With three straight weeks of inconsistent offensive production, the coaching staff was met with a tough decision. Either quarterback was a valid option, as neither had played poorly enough to warrant a benching, especially with larger offensive (and team) issues mostly being responsible for an 0-4 September. 

“I don’t want it to look like it’s one down, the other up,” offensive coordinator Kenny Dillingham said. “I think both those guys have unique leadership abilities. I think what Jordan provides is any time you play quarterback, you usually don’t get the physical beatdown that some of the other positions get throughout a game. That’s a guy who’s getting that and getting up and playing every snap. I think the teammates respond to that.”

After watching Florida State beat Syracuse on Saturday, Travis was the only quarterback on the roster that would have won the game for the Seminoles — one who could use his legs to escape pressure as well as not just find running lanes but be elusive in weaving around defenders. 

There was a fair bit to criticize about an offense spearheaded by Travis. More read-option means taking the ball out of the hands of Jashaun Corbin, who is having a breakout season. The passing game will not be as lethal as coach Mike Norvell wants it to be, as promises of an improved arm have not fully materialized for Travis. 

But when you look at the film, Travis was exactly the quarterback FSU needed against an aggressive Syracuse defense that averaged 4.5 sacks a game. In an alternate universe, would a less aggressive runner in Milton have gotten the job done? 

Despite only playing six full games (189 passes at FSU from 2019-21) when you add everything up, you know what you are getting from Travis. And with promises of growth and improvement in the passing game, there is quite a lot of room to grow for the redshirt sophomore.

The coaching staff will continue to have a tough weekly decision. Start an experienced, well-rounded quarterback in Milton, or start a younger, more explosive runner in Travis?

The case for Travis isn’t a knock against Milton, it’s a case for the future. If he can stay healthy, and that’s a big if, the potential for a more well-rounded and experienced Jordan Travis is an exciting thought for the future of Seminole football. 

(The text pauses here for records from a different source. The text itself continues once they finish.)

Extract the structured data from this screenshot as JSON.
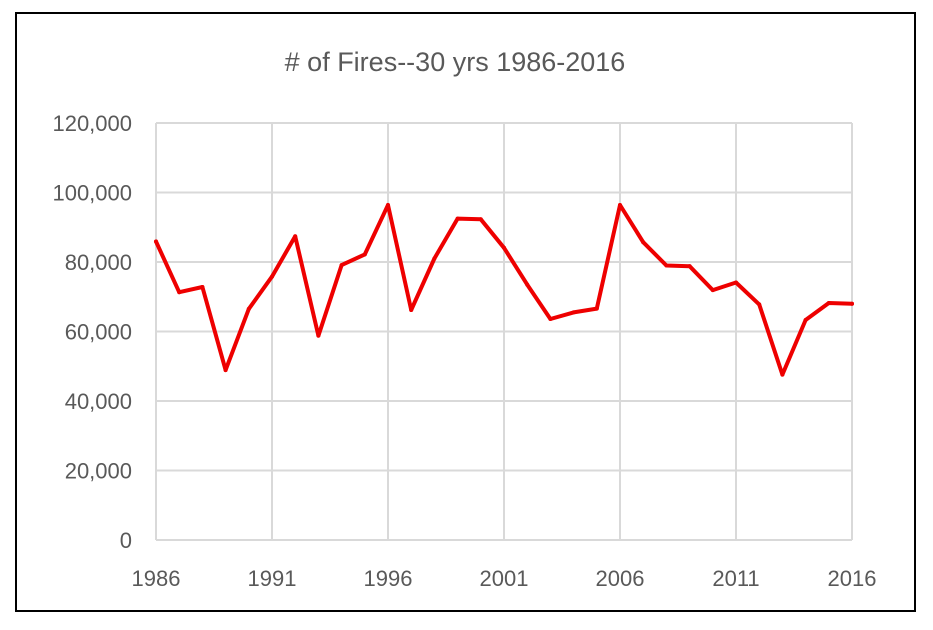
{
  "chart_data": {
    "type": "line",
    "title": "# of Fires--30 yrs 1986-2016",
    "xlabel": "",
    "ylabel": "",
    "xlim": [
      1986,
      2016
    ],
    "ylim": [
      0,
      120000
    ],
    "x_ticks": [
      1986,
      1991,
      1996,
      2001,
      2006,
      2011,
      2016
    ],
    "x_tick_labels": [
      "1986",
      "1991",
      "1996",
      "2001",
      "2006",
      "2011",
      "2016"
    ],
    "y_ticks": [
      0,
      20000,
      40000,
      60000,
      80000,
      100000,
      120000
    ],
    "y_tick_labels": [
      "0",
      "20,000",
      "40,000",
      "60,000",
      "80,000",
      "100,000",
      "120,000"
    ],
    "grid": true,
    "legend": "none",
    "series": [
      {
        "color": "#ee0000",
        "x": [
          1986,
          1987,
          1988,
          1989,
          1990,
          1991,
          1992,
          1993,
          1994,
          1995,
          1996,
          1997,
          1998,
          1999,
          2000,
          2001,
          2002,
          2003,
          2004,
          2005,
          2006,
          2007,
          2008,
          2009,
          2010,
          2011,
          2012,
          2013,
          2014,
          2015,
          2016
        ],
        "values": [
          85900,
          71300,
          72800,
          48900,
          66500,
          75800,
          87400,
          58800,
          79100,
          82200,
          96400,
          66200,
          81000,
          92500,
          92300,
          84100,
          73500,
          63600,
          65500,
          66600,
          96400,
          85700,
          79000,
          78800,
          71900,
          74100,
          67800,
          47600,
          63300,
          68200,
          68000
        ]
      }
    ]
  }
}
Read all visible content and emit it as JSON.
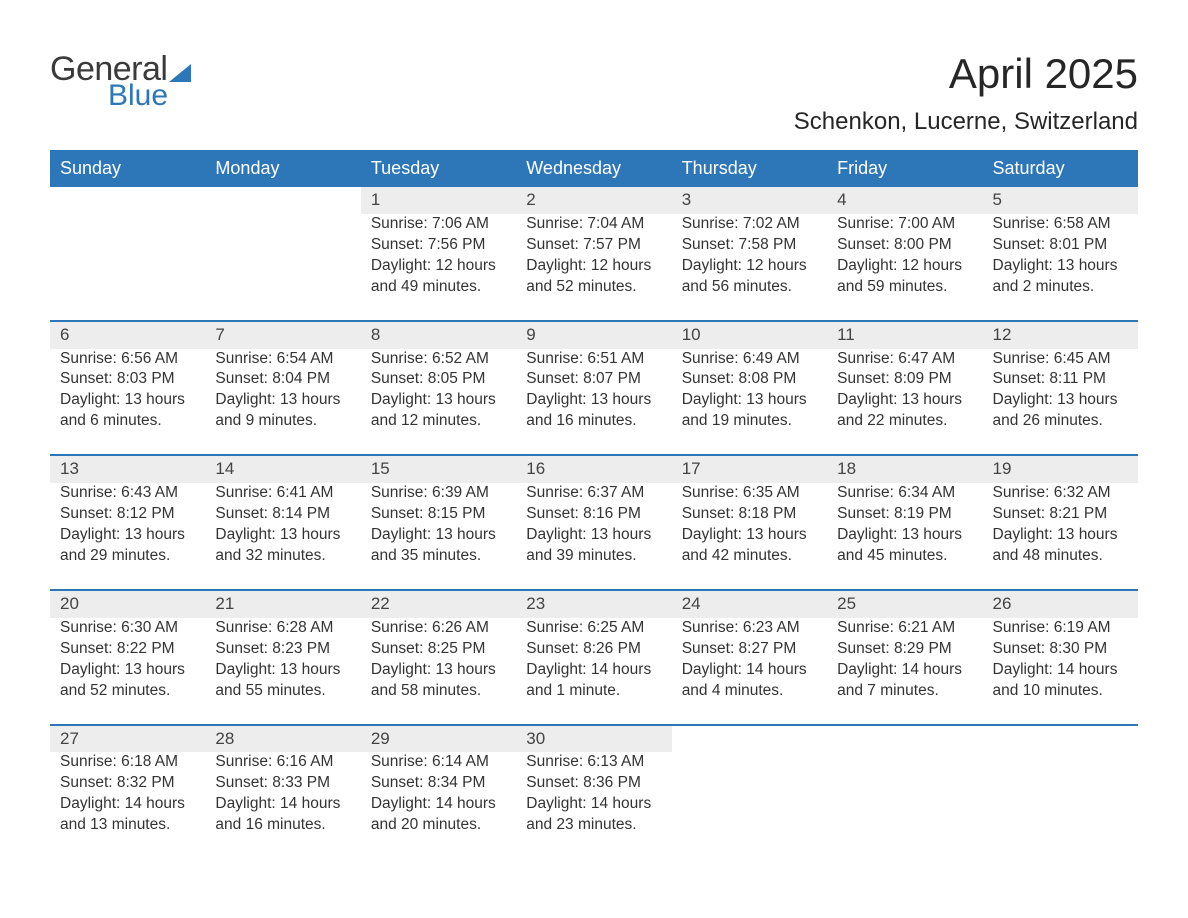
{
  "brand": {
    "general": "General",
    "blue": "Blue",
    "accent": "#2d76b8"
  },
  "title": {
    "month": "April 2025",
    "location": "Schenkon, Lucerne, Switzerland"
  },
  "calendar": {
    "header_bg": "#2d76b8",
    "header_fg": "#ffffff",
    "daynum_bg": "#ededed",
    "border_color": "#2d76b8",
    "text_color": "#333333",
    "font_family": "Arial",
    "day_headers": [
      "Sunday",
      "Monday",
      "Tuesday",
      "Wednesday",
      "Thursday",
      "Friday",
      "Saturday"
    ],
    "weeks": [
      [
        null,
        null,
        {
          "n": "1",
          "sr": "7:06 AM",
          "ss": "7:56 PM",
          "dl": "Daylight: 12 hours and 49 minutes."
        },
        {
          "n": "2",
          "sr": "7:04 AM",
          "ss": "7:57 PM",
          "dl": "Daylight: 12 hours and 52 minutes."
        },
        {
          "n": "3",
          "sr": "7:02 AM",
          "ss": "7:58 PM",
          "dl": "Daylight: 12 hours and 56 minutes."
        },
        {
          "n": "4",
          "sr": "7:00 AM",
          "ss": "8:00 PM",
          "dl": "Daylight: 12 hours and 59 minutes."
        },
        {
          "n": "5",
          "sr": "6:58 AM",
          "ss": "8:01 PM",
          "dl": "Daylight: 13 hours and 2 minutes."
        }
      ],
      [
        {
          "n": "6",
          "sr": "6:56 AM",
          "ss": "8:03 PM",
          "dl": "Daylight: 13 hours and 6 minutes."
        },
        {
          "n": "7",
          "sr": "6:54 AM",
          "ss": "8:04 PM",
          "dl": "Daylight: 13 hours and 9 minutes."
        },
        {
          "n": "8",
          "sr": "6:52 AM",
          "ss": "8:05 PM",
          "dl": "Daylight: 13 hours and 12 minutes."
        },
        {
          "n": "9",
          "sr": "6:51 AM",
          "ss": "8:07 PM",
          "dl": "Daylight: 13 hours and 16 minutes."
        },
        {
          "n": "10",
          "sr": "6:49 AM",
          "ss": "8:08 PM",
          "dl": "Daylight: 13 hours and 19 minutes."
        },
        {
          "n": "11",
          "sr": "6:47 AM",
          "ss": "8:09 PM",
          "dl": "Daylight: 13 hours and 22 minutes."
        },
        {
          "n": "12",
          "sr": "6:45 AM",
          "ss": "8:11 PM",
          "dl": "Daylight: 13 hours and 26 minutes."
        }
      ],
      [
        {
          "n": "13",
          "sr": "6:43 AM",
          "ss": "8:12 PM",
          "dl": "Daylight: 13 hours and 29 minutes."
        },
        {
          "n": "14",
          "sr": "6:41 AM",
          "ss": "8:14 PM",
          "dl": "Daylight: 13 hours and 32 minutes."
        },
        {
          "n": "15",
          "sr": "6:39 AM",
          "ss": "8:15 PM",
          "dl": "Daylight: 13 hours and 35 minutes."
        },
        {
          "n": "16",
          "sr": "6:37 AM",
          "ss": "8:16 PM",
          "dl": "Daylight: 13 hours and 39 minutes."
        },
        {
          "n": "17",
          "sr": "6:35 AM",
          "ss": "8:18 PM",
          "dl": "Daylight: 13 hours and 42 minutes."
        },
        {
          "n": "18",
          "sr": "6:34 AM",
          "ss": "8:19 PM",
          "dl": "Daylight: 13 hours and 45 minutes."
        },
        {
          "n": "19",
          "sr": "6:32 AM",
          "ss": "8:21 PM",
          "dl": "Daylight: 13 hours and 48 minutes."
        }
      ],
      [
        {
          "n": "20",
          "sr": "6:30 AM",
          "ss": "8:22 PM",
          "dl": "Daylight: 13 hours and 52 minutes."
        },
        {
          "n": "21",
          "sr": "6:28 AM",
          "ss": "8:23 PM",
          "dl": "Daylight: 13 hours and 55 minutes."
        },
        {
          "n": "22",
          "sr": "6:26 AM",
          "ss": "8:25 PM",
          "dl": "Daylight: 13 hours and 58 minutes."
        },
        {
          "n": "23",
          "sr": "6:25 AM",
          "ss": "8:26 PM",
          "dl": "Daylight: 14 hours and 1 minute."
        },
        {
          "n": "24",
          "sr": "6:23 AM",
          "ss": "8:27 PM",
          "dl": "Daylight: 14 hours and 4 minutes."
        },
        {
          "n": "25",
          "sr": "6:21 AM",
          "ss": "8:29 PM",
          "dl": "Daylight: 14 hours and 7 minutes."
        },
        {
          "n": "26",
          "sr": "6:19 AM",
          "ss": "8:30 PM",
          "dl": "Daylight: 14 hours and 10 minutes."
        }
      ],
      [
        {
          "n": "27",
          "sr": "6:18 AM",
          "ss": "8:32 PM",
          "dl": "Daylight: 14 hours and 13 minutes."
        },
        {
          "n": "28",
          "sr": "6:16 AM",
          "ss": "8:33 PM",
          "dl": "Daylight: 14 hours and 16 minutes."
        },
        {
          "n": "29",
          "sr": "6:14 AM",
          "ss": "8:34 PM",
          "dl": "Daylight: 14 hours and 20 minutes."
        },
        {
          "n": "30",
          "sr": "6:13 AM",
          "ss": "8:36 PM",
          "dl": "Daylight: 14 hours and 23 minutes."
        },
        null,
        null,
        null
      ]
    ],
    "labels": {
      "sunrise": "Sunrise: ",
      "sunset": "Sunset: "
    }
  }
}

“He came out and showed the confidence he has in this team and offense and what we can be,” Norvell said. “The way he’s been in the meeting room, even when he’s not been on the field, how engaged he’s been in trying to help the other guys in that room, that’s how you build up trust. Sometimes, you’re not physically able to make an impact and you’re still willing to make an impact in others, it shows that you’re trustworthy. This past week, when we knew he was going to be able to play at a very high level, he got the call. And he went out there and performed and gave everything that he had and helped swing that football game.”